> If they always chose the top scoring best thing to do, then their lives would be too mechanically optimized, lacking in whimsey and spontaneity, and anything the user told them to do would deviate from the optimal path, making their lives less efficient, more miserable.
Couldn't they add a "monotony" factor to the SimMotive struct that increases as their daily life becomes too uniform, which in-turn leads to greater overall unhappiness if it's too monotonous, or greater overall stress if their days become entirely unpredictable?
The trick of optimizing games is to off-load as much as the simulation from the computer into the user's brain, which is MUCH more powerful and creative. Implication is more efficient (and richer) than simulation.

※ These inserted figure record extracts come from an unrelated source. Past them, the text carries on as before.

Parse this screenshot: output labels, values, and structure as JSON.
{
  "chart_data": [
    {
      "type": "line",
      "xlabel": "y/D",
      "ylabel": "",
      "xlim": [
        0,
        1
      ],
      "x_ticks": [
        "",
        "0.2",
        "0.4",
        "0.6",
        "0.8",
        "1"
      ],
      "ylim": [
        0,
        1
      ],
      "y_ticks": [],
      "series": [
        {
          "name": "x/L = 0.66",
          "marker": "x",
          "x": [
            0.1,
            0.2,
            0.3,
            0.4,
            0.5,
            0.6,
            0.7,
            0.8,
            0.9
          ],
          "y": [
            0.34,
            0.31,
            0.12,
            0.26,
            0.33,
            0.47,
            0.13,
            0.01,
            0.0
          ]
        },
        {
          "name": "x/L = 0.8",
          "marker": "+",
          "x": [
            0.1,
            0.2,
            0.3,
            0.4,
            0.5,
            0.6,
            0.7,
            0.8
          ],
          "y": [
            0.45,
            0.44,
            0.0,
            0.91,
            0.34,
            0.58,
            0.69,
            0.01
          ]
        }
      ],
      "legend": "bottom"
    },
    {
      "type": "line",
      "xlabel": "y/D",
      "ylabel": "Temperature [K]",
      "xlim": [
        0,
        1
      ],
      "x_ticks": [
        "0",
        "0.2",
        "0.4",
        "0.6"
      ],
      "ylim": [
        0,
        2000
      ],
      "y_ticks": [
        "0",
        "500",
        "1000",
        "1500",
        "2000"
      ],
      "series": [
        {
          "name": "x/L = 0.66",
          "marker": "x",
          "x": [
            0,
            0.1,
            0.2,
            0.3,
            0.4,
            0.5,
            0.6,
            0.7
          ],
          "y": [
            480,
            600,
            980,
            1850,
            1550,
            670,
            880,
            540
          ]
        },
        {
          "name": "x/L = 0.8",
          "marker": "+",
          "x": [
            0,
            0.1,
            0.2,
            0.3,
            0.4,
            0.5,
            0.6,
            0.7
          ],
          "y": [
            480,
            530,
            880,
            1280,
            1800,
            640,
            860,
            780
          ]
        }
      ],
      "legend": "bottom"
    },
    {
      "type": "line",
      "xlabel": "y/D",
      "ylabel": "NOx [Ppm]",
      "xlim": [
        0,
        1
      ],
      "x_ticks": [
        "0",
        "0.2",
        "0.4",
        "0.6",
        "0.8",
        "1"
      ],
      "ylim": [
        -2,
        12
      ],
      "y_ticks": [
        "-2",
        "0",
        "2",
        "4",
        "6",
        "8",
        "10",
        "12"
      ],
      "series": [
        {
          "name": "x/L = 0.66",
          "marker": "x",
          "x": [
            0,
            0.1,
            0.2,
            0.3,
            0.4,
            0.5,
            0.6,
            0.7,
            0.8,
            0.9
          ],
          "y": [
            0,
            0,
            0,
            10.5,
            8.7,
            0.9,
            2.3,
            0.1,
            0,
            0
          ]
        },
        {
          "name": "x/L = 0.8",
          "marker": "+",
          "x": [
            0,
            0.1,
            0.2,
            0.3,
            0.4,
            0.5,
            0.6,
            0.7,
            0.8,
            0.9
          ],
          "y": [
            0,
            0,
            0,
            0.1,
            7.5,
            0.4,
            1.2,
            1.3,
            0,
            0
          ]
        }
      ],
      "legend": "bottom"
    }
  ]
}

During development, when we first added Astrological signs to the characters, there was a discussion about whether we should invent our own original "Sim Zodiac" signs, or use the traditional ones, which have a lot of baggage and history (which some of the designers thought might be a problem).
Will Wright argued that we actually wanted to leverage the baggage and history of the traditional Astrological signs of the Zodiac, so we should just use those and not invent our own.
The way it works is that Will came up with twelve archetypal vectors of personality traits corresponding to each of the twelve Astrological signs, so when you set their personality traits, it looks up the sign with the nearest euclidian distance to the character's personality, and displays that as their sign. But there was absolutely no actual effect on their behavior.
That decision paid off almost instantly and measurably in testing, after we implemented the user interface for showing the Astrological sign in the character creation screen, without writing any code to make their sign affect their behavior: The testers immediately started reporting bugs that their character's sign had too much of an effect on their personality, and claimed that the non-existent effect of astrological signs on behavior needed to be tuned down. But that effect was totally coming from their imagination!
The create-a-sim user interface hid the corresponding astrological sign for the initial all-zero personality you first see before you've spent any points, because that would be insulting to 1/12th of the players (implying [your sign] has zero personality)!
Couldn't they add a "monotony" factor to the SimMotive struct that increases as their daily life becomes too uniform, which in-turn leads to greater overall unhappiness if it's too monotonous, or greater overall stress if their days become entirely unpredictable?